LE REGISTRAIRE DES MARQUES DE COMMERCE

Référence : 2013 COMC 57

Date de la décision : 2013-04-05

RELATIVEMENT À UNE PROCÉDURE DE RADIATION EN VERTU DE L’ARTICLE 45 engagée à la demande d'Easton Sports Canada Inc., contre l'enregistrement no TMA361,722 visant la marque de commerce SKATE'S EYESTAY DESIGN, actuellement au nom de Bauer Hockey Corp.

 

[1]               Le 11 janvier 2010, à la demande de Easton Sports Canada Inc. (la Partie requérante), le Registraire des marques de commerce a donné l'avis prévu à l'article 45 de la Loi sur les marques de commerce, L.R.C. 1985, ch T-13 (la Loi) à Nike Bauer Hockey Corp., propriétaire inscrit au moment de l'enregistrement no TMA361,722 pour la marque de commerce SKATE'S EYESTAY DESIGN (la Marque).
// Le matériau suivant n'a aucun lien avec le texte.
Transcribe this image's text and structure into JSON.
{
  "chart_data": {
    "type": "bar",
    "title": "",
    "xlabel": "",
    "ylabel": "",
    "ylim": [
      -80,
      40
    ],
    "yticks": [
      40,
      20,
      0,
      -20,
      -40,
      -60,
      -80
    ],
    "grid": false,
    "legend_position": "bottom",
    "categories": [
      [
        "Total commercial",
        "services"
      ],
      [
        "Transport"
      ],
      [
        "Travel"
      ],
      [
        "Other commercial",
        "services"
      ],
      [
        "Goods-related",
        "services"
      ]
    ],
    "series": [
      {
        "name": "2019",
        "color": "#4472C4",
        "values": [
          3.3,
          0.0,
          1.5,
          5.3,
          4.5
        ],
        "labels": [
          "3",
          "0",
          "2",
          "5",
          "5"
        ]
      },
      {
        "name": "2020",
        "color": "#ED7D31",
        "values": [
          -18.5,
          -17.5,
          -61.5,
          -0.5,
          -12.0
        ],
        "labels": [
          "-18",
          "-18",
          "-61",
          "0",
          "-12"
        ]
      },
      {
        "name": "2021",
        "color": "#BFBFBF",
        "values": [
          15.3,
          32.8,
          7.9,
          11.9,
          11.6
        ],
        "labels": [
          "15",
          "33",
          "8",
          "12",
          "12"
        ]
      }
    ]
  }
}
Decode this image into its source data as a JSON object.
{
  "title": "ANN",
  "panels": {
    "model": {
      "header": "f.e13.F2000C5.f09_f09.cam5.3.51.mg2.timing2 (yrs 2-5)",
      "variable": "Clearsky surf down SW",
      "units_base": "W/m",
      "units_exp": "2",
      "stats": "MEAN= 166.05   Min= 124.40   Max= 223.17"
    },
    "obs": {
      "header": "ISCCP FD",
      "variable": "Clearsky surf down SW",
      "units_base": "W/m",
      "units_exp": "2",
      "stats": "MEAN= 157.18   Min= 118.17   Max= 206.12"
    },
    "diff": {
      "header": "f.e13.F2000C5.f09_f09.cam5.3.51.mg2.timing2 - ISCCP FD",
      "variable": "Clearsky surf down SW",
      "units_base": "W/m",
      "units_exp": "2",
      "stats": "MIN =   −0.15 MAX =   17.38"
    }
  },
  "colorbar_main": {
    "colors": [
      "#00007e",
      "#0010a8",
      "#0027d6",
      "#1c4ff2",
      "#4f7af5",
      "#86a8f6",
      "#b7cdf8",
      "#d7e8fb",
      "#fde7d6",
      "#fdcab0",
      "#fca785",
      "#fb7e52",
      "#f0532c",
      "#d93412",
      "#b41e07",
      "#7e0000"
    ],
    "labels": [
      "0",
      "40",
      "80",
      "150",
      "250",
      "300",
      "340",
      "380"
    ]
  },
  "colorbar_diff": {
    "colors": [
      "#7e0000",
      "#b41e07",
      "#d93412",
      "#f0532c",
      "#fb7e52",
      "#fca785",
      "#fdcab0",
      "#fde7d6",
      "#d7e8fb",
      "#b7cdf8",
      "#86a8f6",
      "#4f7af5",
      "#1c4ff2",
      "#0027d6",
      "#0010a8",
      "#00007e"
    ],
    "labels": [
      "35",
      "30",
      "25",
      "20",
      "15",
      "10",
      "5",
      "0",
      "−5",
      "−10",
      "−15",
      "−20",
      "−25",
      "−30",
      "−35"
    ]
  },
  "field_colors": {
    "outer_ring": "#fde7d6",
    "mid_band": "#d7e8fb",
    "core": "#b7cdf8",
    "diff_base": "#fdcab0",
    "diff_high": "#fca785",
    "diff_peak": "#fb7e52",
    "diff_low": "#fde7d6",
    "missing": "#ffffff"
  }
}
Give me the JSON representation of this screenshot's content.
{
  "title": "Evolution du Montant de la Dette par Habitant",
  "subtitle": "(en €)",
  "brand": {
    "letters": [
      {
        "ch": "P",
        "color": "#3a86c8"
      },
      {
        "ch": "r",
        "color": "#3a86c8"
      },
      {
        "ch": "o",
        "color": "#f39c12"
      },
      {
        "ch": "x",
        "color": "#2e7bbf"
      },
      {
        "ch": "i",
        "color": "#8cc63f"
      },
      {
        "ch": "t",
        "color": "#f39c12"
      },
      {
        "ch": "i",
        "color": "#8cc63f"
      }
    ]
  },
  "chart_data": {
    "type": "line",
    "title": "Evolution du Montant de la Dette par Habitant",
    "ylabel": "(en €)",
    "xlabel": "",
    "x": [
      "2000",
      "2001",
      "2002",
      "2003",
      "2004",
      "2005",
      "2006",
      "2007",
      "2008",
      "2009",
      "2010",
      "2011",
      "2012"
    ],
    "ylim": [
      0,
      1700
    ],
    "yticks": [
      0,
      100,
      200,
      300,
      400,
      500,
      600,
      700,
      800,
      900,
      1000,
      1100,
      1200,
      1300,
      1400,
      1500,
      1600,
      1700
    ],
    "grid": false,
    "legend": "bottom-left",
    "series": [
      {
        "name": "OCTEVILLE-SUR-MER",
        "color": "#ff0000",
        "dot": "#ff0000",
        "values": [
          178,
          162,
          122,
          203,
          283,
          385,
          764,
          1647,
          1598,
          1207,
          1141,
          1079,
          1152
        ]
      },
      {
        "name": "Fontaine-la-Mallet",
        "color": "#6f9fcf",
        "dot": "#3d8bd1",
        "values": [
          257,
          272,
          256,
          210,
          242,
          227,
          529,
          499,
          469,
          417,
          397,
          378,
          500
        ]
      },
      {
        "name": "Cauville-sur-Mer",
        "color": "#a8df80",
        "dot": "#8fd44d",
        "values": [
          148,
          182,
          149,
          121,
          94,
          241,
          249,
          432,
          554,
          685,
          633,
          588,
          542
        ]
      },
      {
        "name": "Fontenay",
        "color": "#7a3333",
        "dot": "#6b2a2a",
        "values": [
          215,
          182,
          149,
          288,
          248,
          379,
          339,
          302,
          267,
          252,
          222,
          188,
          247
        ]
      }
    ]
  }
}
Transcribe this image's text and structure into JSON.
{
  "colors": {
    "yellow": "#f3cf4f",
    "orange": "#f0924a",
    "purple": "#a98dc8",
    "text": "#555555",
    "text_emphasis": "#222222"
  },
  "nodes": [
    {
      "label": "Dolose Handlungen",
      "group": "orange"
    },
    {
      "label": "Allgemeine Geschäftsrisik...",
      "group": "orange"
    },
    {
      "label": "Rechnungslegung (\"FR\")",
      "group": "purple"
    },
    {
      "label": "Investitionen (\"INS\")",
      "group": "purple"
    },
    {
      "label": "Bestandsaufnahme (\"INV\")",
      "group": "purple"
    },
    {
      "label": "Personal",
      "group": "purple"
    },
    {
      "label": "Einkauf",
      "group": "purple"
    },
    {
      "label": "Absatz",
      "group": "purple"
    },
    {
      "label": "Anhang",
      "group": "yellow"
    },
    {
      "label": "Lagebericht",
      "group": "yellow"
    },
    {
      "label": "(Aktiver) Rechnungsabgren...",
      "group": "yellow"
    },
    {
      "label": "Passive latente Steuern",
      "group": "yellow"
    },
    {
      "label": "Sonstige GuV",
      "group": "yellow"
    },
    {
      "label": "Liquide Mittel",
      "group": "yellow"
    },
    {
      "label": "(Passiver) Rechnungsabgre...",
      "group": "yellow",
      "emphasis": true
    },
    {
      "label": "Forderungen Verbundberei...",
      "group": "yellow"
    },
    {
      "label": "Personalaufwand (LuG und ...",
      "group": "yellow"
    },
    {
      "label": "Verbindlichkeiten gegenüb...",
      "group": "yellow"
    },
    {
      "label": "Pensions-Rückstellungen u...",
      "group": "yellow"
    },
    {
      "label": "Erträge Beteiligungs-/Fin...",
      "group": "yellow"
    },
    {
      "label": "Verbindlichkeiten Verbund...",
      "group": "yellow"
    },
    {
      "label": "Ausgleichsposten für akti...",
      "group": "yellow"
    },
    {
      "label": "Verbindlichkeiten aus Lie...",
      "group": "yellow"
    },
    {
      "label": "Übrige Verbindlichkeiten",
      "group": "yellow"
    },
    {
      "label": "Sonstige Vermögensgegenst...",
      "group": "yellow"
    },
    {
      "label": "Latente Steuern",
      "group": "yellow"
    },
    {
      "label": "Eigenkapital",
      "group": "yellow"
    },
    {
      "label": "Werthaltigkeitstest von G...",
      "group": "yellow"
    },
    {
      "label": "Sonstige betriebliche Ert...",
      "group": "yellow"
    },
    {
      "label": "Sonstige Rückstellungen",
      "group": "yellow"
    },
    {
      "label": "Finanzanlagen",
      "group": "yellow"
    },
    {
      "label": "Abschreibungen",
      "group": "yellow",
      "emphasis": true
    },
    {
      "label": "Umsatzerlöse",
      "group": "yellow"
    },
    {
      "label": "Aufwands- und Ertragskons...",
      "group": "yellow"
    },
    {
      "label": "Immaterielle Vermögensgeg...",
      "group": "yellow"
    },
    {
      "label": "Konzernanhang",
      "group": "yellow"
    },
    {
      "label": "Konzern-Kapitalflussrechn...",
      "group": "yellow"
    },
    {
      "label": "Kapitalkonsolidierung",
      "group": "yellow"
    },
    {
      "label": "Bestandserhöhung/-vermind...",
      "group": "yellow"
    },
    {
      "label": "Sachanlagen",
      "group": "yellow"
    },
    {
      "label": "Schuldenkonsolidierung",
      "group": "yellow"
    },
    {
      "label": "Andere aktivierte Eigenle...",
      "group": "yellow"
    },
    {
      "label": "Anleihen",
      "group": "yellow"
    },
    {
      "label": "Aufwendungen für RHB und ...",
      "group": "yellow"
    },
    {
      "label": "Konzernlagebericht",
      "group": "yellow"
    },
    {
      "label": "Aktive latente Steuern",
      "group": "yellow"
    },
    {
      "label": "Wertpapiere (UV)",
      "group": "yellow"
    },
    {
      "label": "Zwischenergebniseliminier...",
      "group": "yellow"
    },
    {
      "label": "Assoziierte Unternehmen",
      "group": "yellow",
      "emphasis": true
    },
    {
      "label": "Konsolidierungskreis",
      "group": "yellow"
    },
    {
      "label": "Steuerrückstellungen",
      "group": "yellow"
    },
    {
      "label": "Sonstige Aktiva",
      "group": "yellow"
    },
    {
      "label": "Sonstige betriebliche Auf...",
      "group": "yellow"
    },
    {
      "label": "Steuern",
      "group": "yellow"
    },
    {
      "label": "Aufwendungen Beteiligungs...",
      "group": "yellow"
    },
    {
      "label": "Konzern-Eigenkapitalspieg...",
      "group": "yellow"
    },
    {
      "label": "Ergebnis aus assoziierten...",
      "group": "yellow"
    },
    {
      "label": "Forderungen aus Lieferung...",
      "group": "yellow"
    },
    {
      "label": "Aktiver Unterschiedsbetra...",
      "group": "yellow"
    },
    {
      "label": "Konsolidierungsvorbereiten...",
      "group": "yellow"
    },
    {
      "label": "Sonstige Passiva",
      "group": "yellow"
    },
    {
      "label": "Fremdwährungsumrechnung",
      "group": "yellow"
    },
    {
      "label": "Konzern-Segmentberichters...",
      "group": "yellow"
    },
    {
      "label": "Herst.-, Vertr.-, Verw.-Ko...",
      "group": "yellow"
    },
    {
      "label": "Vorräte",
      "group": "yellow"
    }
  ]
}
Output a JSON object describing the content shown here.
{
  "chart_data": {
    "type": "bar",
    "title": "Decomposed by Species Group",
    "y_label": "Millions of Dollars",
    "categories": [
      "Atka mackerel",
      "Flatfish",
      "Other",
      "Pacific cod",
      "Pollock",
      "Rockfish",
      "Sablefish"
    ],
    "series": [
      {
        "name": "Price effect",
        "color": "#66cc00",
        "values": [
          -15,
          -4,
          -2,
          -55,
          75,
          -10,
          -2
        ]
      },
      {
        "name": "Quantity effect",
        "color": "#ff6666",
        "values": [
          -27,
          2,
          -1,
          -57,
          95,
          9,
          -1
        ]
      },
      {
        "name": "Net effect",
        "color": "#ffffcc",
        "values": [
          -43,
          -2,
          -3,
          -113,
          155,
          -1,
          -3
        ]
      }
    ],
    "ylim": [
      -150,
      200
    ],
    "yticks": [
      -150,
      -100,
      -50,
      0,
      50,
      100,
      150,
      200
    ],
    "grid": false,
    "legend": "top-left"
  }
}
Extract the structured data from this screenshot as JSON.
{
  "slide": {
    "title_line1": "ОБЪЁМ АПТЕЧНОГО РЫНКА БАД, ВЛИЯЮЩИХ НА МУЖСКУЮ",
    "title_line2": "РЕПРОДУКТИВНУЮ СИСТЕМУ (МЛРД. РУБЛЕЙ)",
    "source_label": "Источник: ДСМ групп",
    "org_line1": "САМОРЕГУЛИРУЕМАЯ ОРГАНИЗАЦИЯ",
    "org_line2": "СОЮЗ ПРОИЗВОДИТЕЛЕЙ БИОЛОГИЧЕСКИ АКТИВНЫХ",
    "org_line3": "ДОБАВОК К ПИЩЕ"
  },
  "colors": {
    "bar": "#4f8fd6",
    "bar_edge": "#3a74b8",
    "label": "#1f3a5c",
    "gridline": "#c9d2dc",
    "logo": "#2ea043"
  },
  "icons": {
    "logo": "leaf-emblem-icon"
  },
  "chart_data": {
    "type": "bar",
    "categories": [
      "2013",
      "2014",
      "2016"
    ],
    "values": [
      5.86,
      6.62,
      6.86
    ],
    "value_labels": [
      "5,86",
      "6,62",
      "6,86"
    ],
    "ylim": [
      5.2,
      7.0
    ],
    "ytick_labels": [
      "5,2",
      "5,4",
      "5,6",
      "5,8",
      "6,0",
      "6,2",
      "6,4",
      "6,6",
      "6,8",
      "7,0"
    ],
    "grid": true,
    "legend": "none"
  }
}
À la suite d'un changement de nom enregistré par le Registraire le 9 avril 2010, l'enregistrement est désormais au nom de Bauer Hockey Corp. (le Propriétaire actuel).

[2]               La Marque (illustrée ci-dessous) est enregistrée en association avec des « patins à glace » (les Marchandises).

SKATE'S EYESTAY DESIGN

 

[3]               L'enregistrement ne contient aucune description de la Marque, à l'exception d'une indication mentionnant que la ligne pointillée ne fait pas partie de la marque de commerce.

[4]               L'article 45 exige que le propriétaire inscrit de la marque de commerce indique, à l’égard de chacune des marchandises et de chacun des services énumérés dans l’enregistrement, si la marque de commerce a été employée au Canada à un moment quelconque au cours des trois années précédant la date de l’avis et, dans la négative, la date où elle a été ainsi employée en dernier lieu et la raison de son défaut d’emploi depuis cette date. En l’espèce, la période pertinente au cours de laquelle l’emploi doit être établi s’étend du 11 janvier 2007 au 11 janvier 2010 (la Période pertinente).

[5]               La définition applicable d'« emploi » est énoncée au paragraphe 4(1) de la Loi :

4(1)      Une marque de commerce est réputée employée en liaison avec des marchandises si, lors du transfert de la propriété ou de la possession de ces marchandises, dans la pratique normale du commerce, elle est apposée sur les marchandises mêmes ou sur les colis dans lesquels ces marchandises sont distribuées, ou si elle est, de toute autre manière, liée aux marchandises à tel point qu’avis de liaison est alors donné à la personne à qui la propriété ou possession est transférée.

[6]               Trois questions émergent dans le cas qui nous occupe et je les aborderai dans l'ordre :

1)      La Marque a-t-elle été employée telle qu'elle a été enregistrée? 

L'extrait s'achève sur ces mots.